Four primary routes of enquiry are examined in the installation and, while each is clearly articulated, they also interact.
Visual perception takes on different roles and is particularly significant in the works of Emilie Pugh, Bridget Riley and Sebastian Brajkovic, each of which manipulates optical understanding as visual interventions.
Julie Mehretu's drawings require the spectator to move back and forth in the space in order to decipher the layers of references, techniques and meaning that the works contain.
De-privileging the visual field, the viewers' bodily awareness and other sensations will become their critical apparatus when encountering the work of Katie Paterson, which necessitates a sensitive appreciation of the importance of sound.
Zhu Jinshi's tactile use of paint demands a physical relationship with the work and a haptic understanding of composition.
The spatial (and cultural) context of the Institute spaces influences the viewer's role, making him a spectator. In creating a space for reflection, through the work of Tina Gonsalves, the visitor's own image will be cast back into the exhibition space. The viewers' confrontation with themselves will therefore be mediated by the artwork, setting the terms with which they confront their own perspective. Identity thus forms the enigmatic point of convergence for these works, which includes the evocative photography of Cordelia Donohoe and Liu Bolin. Felix Gonzalez-Torres' iconic 'Untitled (Ross)' also serves as a convergence of personal and public identity and their interaction.

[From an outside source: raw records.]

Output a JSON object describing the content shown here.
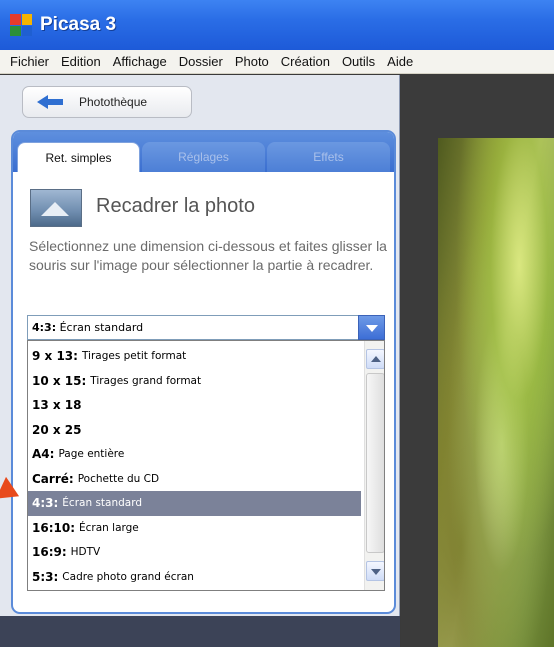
{
  "window": {
    "title": "Picasa 3"
  },
  "menu": [
    "Fichier",
    "Edition",
    "Affichage",
    "Dossier",
    "Photo",
    "Création",
    "Outils",
    "Aide"
  ],
  "back_button": {
    "label": "Photothèque"
  },
  "tabs": [
    {
      "label": "Ret. simples",
      "active": true
    },
    {
      "label": "Réglages",
      "active": false
    },
    {
      "label": "Effets",
      "active": false
    }
  ],
  "crop": {
    "heading": "Recadrer la photo",
    "description": "Sélectionnez une dimension ci-dessous et faites glisser la souris sur l'image pour sélectionner la partie à recadrer."
  },
  "select": {
    "key": "4:3:",
    "desc": "Écran standard"
  },
  "options": [
    {
      "key": "9 x 13:",
      "desc": "Tirages petit format"
    },
    {
      "key": "10 x 15:",
      "desc": "Tirages grand format"
    },
    {
      "key": "13 x 18",
      "desc": ""
    },
    {
      "key": "20 x 25",
      "desc": ""
    },
    {
      "key": "A4:",
      "desc": "Page entière"
    },
    {
      "key": "Carré:",
      "desc": "Pochette du CD"
    },
    {
      "key": "4:3:",
      "desc": "Écran standard",
      "selected": true
    },
    {
      "key": "16:10:",
      "desc": "Écran large"
    },
    {
      "key": "16:9:",
      "desc": "HDTV"
    },
    {
      "key": "5:3:",
      "desc": "Cadre photo grand écran"
    }
  ],
  "colors": {
    "titlebar": "#2a6de6",
    "selection": "#7b8299",
    "callout": "#e84a1c"
  }
}
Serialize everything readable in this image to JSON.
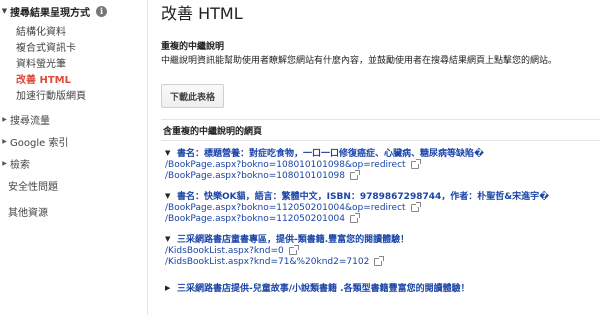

Through a subtle orchestration of space, movement and perception, the apparent and obscure, The Courtauld Institute's environment at once becomes an international representation of contemporary art. At the same time, it is an encounter with art which, through engaged spectatorship, conscious interaction is brought into a position of prominence.
Contemporary Azerbaijani art is represented by Rashad Alakbarov, a non-conventional artist who creates innovative installations which challenge the viewers' expectations by using incongruous objects to create shadows that resemble familiar scenes or patterns.
Rashad had previously represented his country at the Venice Biennale in 2007 and in 2013.
Rashad's latest work is a large scale installation composed of metal elements that create an illusion of chaos and disorder when viewed from wrong angles.
There is only one point from which the whole structure becomes meaningful and a key phrase "It is not a chaos" becomes readable. The artist reminds us how some things can't be understood except if you look at them from the other person's perspective.